Kollarımı açarak kocaman sarıldım babama.

-Bende en çok sizin gibi bir aile verdiği için dua ediyorum Allaha dedim.

Kollarımı çekip kahvaltı hazırlamaya devam ettim.Babamın sessizce mutfaktan ayrıldığını farkettim.Daha sonra dolabın içinde böğürtlen reçelini aramaya koyuldum.Annem asla böğürtlen reçeli olmadan sofraya oturmazdı.Çok severdi.Çok faydalı olduğu için her sabah yerdik.Fakat şimdi bulamıyorum bitmiş sanırım.Ama ben nasıl farkedemedim bunu.Allah kahretsin.Benden izinsiz dökülen gözyaşlarım aslında böğürtlen reçeli olmadığı için değil az önce kendimi sıkıp ağlayamadığımdan dolayı olduğunu farkettim.Babamların herşeyini hazırladıktan sonra iki sokak ötede ki markete gitmek için ayakkabımı çıkartırken ayakkabı dolabının yanında böğürtlen reçeli kutusunu görünce babamın sabah benden önce farkedip aldığını anladım ve koşarak onu da bir kaseye koyup masaya koydum.Muhteşem bir koku gelince mutfağın kapısına dönüp babamın banyodan çıkmış olduğunu farkettim.

-Abim nerde?

-Bilmiyo musun onu kızım benden önce girdi güya ama hala odasından çıkamadı.
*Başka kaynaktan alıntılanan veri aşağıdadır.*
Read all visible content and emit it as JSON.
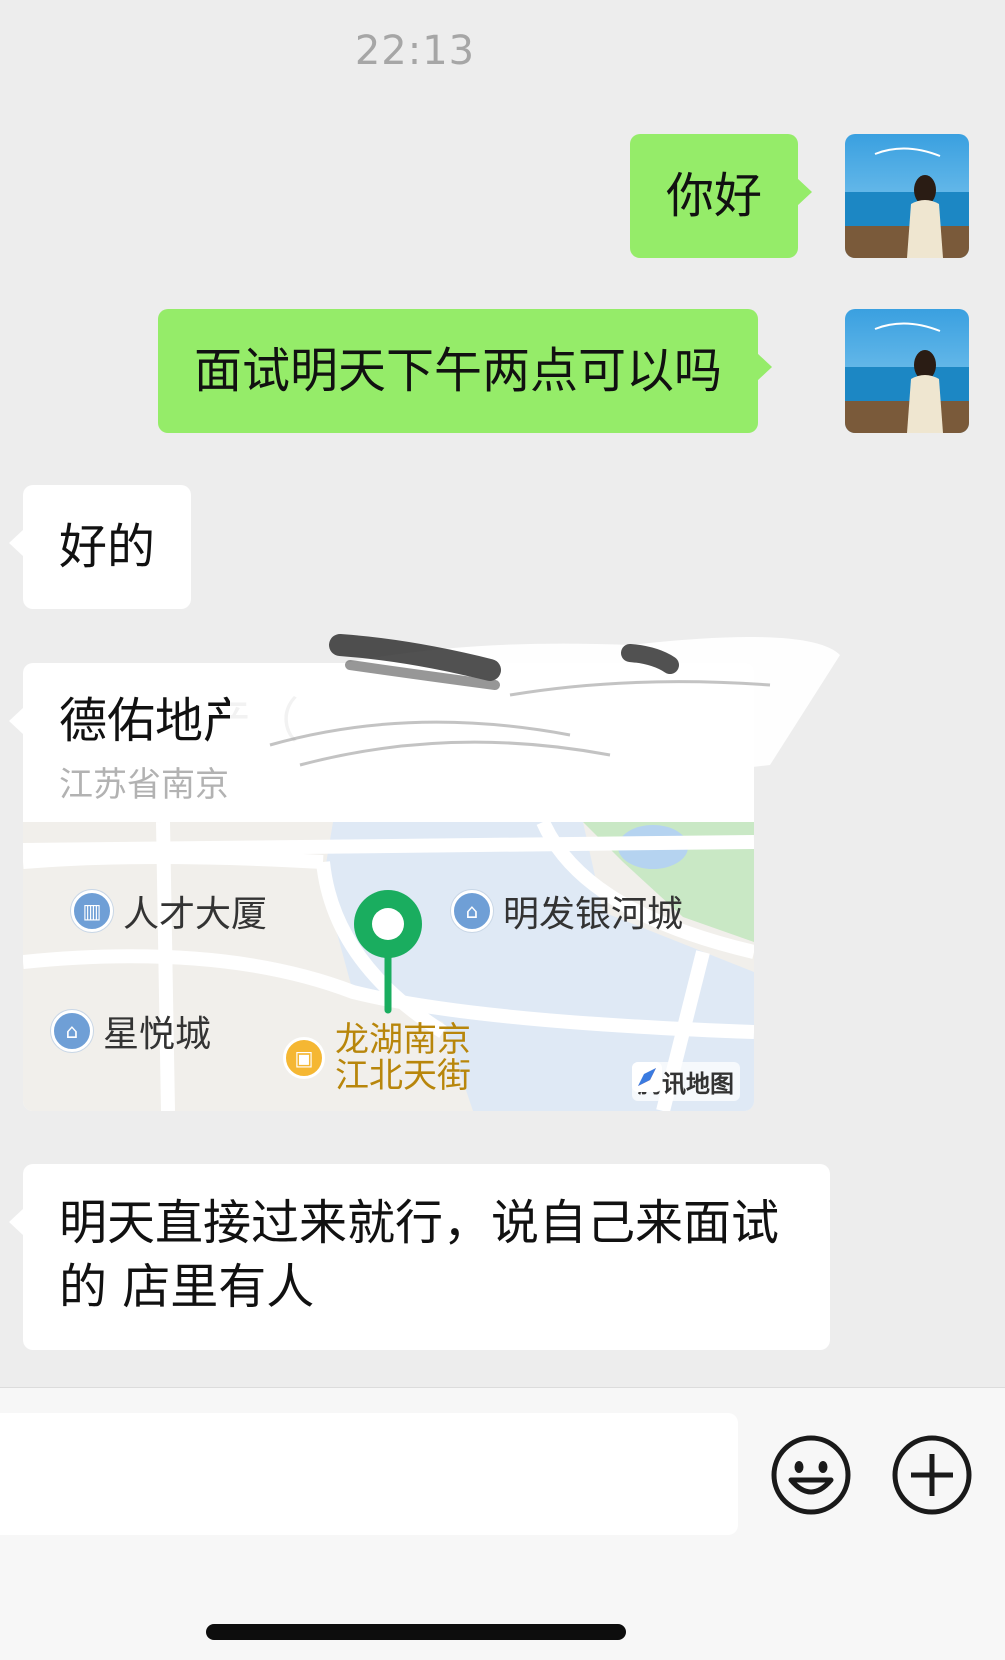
{
  "chat": {
    "timestamp": "22:13",
    "messages": [
      {
        "sender": "self",
        "type": "text",
        "text": "你好"
      },
      {
        "sender": "self",
        "type": "text",
        "text": "面试明天下午两点可以吗"
      },
      {
        "sender": "other",
        "type": "text",
        "text": "好的"
      },
      {
        "sender": "other",
        "type": "location",
        "title": "德佑地产（",
        "address": "江苏省南京",
        "map": {
          "pois": [
            "人才大厦",
            "明发银河城",
            "星悦城",
            "龙湖南京江北天街"
          ],
          "attribution": "腾讯地图"
        }
      },
      {
        "sender": "other",
        "type": "text",
        "text": "明天直接过来就行，说自己来面试的 店里有人"
      }
    ]
  },
  "input_bar": {
    "emoji_button": "emoji-icon",
    "more_button": "plus-icon"
  },
  "colors": {
    "background": "#ededed",
    "self_bubble": "#95ec69",
    "other_bubble": "#ffffff",
    "pin": "#1aad5f"
  }
}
-Bu çocuk birgün beni öldürecek baba haberin olsun,dediğim anda abimin takım elbiseyle aşağı indiğini farkettim.Anneme gidiyoruz diye süslenmişti tabi ya.Hemen oturdu sofraya ve sessizce başladık kahvaltıya.Çatal seslerinden başka ses çıkmıyordu masada.Sessizce geçen kahvaltının ardından masayı toplamama yardım eden beylerle beraber bulaşıkları halletik.